Reputation: 951
data = {
'org_id' :[4,73,6,77,21,36,40,22,21,30,31],
'flag': [['4', '73'],['73'],['6', '77'],['77'],['21'],['36', '36'],['40'],['22', '41'],['21'],['22', '30'],['31', '31']],
'r_id' : [4,4,6,6,20,20,20,22,28,28,28]
}
df = pd.DataFrame.from_dict(data)
df
required data frame to be like below,
data = {
'org_id' :[4,73,6,77,21,36,40,22,21,30,31],
'flag': [['4', '73'],['73'],['6', '77'],['77'],['21'],['36', '36'],['40'],['22', '41'],['21'],['22', '30'],['31', '31']],
'r_id' : [4,4,6,6,20,20,20,22,28,28,28],
'is_foundin_org_id': ['yes','yes','yes','yes','NO','NO','NO','yes','NO','NO','NO']
}
df2 = pd.DataFrame.from_dict(data)
df2
output data frame
Out[115]:
org_id flag r_id is_foundin_org_id
0 4 [4, 73] 4 yes
1 73 [73] 4 yes
2 6 [6, 77] 6 yes
3 77 [77] 6 yes
4 21 [21] 20 NO
5 36 [36, 36] 20 NO
6 40 [40] 20 NO
7 22 [22, 41] 22 yes
8 21 [21] 28 NO
9 30 [22, 30] 28 NO
10 31 [31, 31] 28 NO
Need to identify after grouping by r_id whether r_id is present in the grouped rows of r_id, eg. when I group by 4 is found in one of the rows of org_id, hence i mark yes for the group 4, similarly for 20 is not found in the org_id column, hence i mark No for all the 20s group.
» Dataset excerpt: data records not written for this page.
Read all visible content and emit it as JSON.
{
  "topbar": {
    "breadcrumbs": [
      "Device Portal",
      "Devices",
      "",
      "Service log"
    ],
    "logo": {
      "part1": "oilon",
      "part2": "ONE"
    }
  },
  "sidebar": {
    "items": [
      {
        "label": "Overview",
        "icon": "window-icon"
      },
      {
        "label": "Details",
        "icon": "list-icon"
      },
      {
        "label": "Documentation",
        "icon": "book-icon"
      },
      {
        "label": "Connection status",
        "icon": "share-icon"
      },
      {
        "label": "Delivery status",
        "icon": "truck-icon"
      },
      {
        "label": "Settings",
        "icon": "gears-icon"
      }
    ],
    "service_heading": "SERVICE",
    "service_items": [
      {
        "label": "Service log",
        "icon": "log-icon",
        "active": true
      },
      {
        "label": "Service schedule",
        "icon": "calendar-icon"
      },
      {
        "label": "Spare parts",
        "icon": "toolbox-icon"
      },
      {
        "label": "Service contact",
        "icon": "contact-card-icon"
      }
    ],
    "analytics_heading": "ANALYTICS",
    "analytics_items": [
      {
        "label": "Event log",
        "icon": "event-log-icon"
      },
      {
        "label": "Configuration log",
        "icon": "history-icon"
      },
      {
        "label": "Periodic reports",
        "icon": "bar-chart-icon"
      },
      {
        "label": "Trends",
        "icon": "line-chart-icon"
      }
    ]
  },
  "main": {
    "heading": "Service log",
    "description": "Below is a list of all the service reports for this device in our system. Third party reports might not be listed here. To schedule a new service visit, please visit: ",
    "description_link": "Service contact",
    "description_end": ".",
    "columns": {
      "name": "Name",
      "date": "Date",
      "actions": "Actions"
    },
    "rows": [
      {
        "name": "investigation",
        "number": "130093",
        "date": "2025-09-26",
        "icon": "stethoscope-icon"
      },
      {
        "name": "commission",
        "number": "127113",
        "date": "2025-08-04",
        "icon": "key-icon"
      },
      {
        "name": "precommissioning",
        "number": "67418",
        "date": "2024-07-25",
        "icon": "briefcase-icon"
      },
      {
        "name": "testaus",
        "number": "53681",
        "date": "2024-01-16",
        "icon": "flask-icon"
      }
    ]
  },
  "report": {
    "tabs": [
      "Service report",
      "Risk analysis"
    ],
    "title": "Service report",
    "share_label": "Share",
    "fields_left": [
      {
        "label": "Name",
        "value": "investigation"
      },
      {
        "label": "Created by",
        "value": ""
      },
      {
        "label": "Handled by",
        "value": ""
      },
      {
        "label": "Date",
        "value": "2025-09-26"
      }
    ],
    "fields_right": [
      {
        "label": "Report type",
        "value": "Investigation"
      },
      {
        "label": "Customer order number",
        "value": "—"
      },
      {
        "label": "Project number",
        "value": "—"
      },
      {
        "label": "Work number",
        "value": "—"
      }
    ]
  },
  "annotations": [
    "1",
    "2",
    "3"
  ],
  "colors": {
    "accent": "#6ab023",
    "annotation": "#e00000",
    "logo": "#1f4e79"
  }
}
Thanking you.
Upvotes: 2
Views: 1001
Reputation: 294488
Numpy
and pandas.factorize
This may seem convoluted. But I'm using Numpy
and keeping everything O(n)
Get arrays because I'll use them more than once
a = df.r_id.to_numpy()
b = df.org_id.to_numpy()
Factorizing something identifies each unique value with an integer starting with zero. pandas.factorize
will return a tuple of (factorized_integer_representation, unique_values)
. What's great about the factorization is that I can use those integers as positions within the unique values array to reproduce the original array. Namely r[i]
using the r
and i
below.
I could've also used numpy.unique
with the argument return_inverse
to get the same arrays, BUT pandas.factorize
doesn't sort the unique values and that is an order of O(log(n)) that we can save by not using. For larger data, pandas.factorize
is the winner.
I'll create a holding array that will house the boolean values on whether our any condition is satisfied for each unique value. numpy.logical_or.at
is the function we use to see if any values from a == b
is True
within the specified indices in i
.
I'll demonstrate after the code below.
i, r = pd.factorize(a)
o = np.zeros(len(r), bool)
np.logical_or.at(o, i, a == b)
df.assign(is_found=np.where(o, 'Yes', 'No')[i])
org_id flag r_id is_found
0 4 [4, 73] 4 Yes
1 73 [73] 4 Yes
2 6 [6, 77] 6 Yes
3 77 [77] 6 Yes
4 21 [21] 20 No
5 36 [36, 36] 20 No
6 40 [40] 20 No
7 22 [22, 41] 22 Yes
8 21 [21] 28 No
9 30 [22, 30] 28 No
10 31 [31, 31] 28 No
a == b
array([True, False, True, False, False, False, False, True, False, False, False])
r
are the unique values
r
array([ 4, 6, 20, 22, 28])
i
are the indices
i
array([0, 0, 1, 1, 2, 2, 2, 3, 4, 4, 4])
So r[i]
reproduces a
r[i]
array([ 4, 4, 6, 6, 20, 20, 20, 22, 28, 28, 28])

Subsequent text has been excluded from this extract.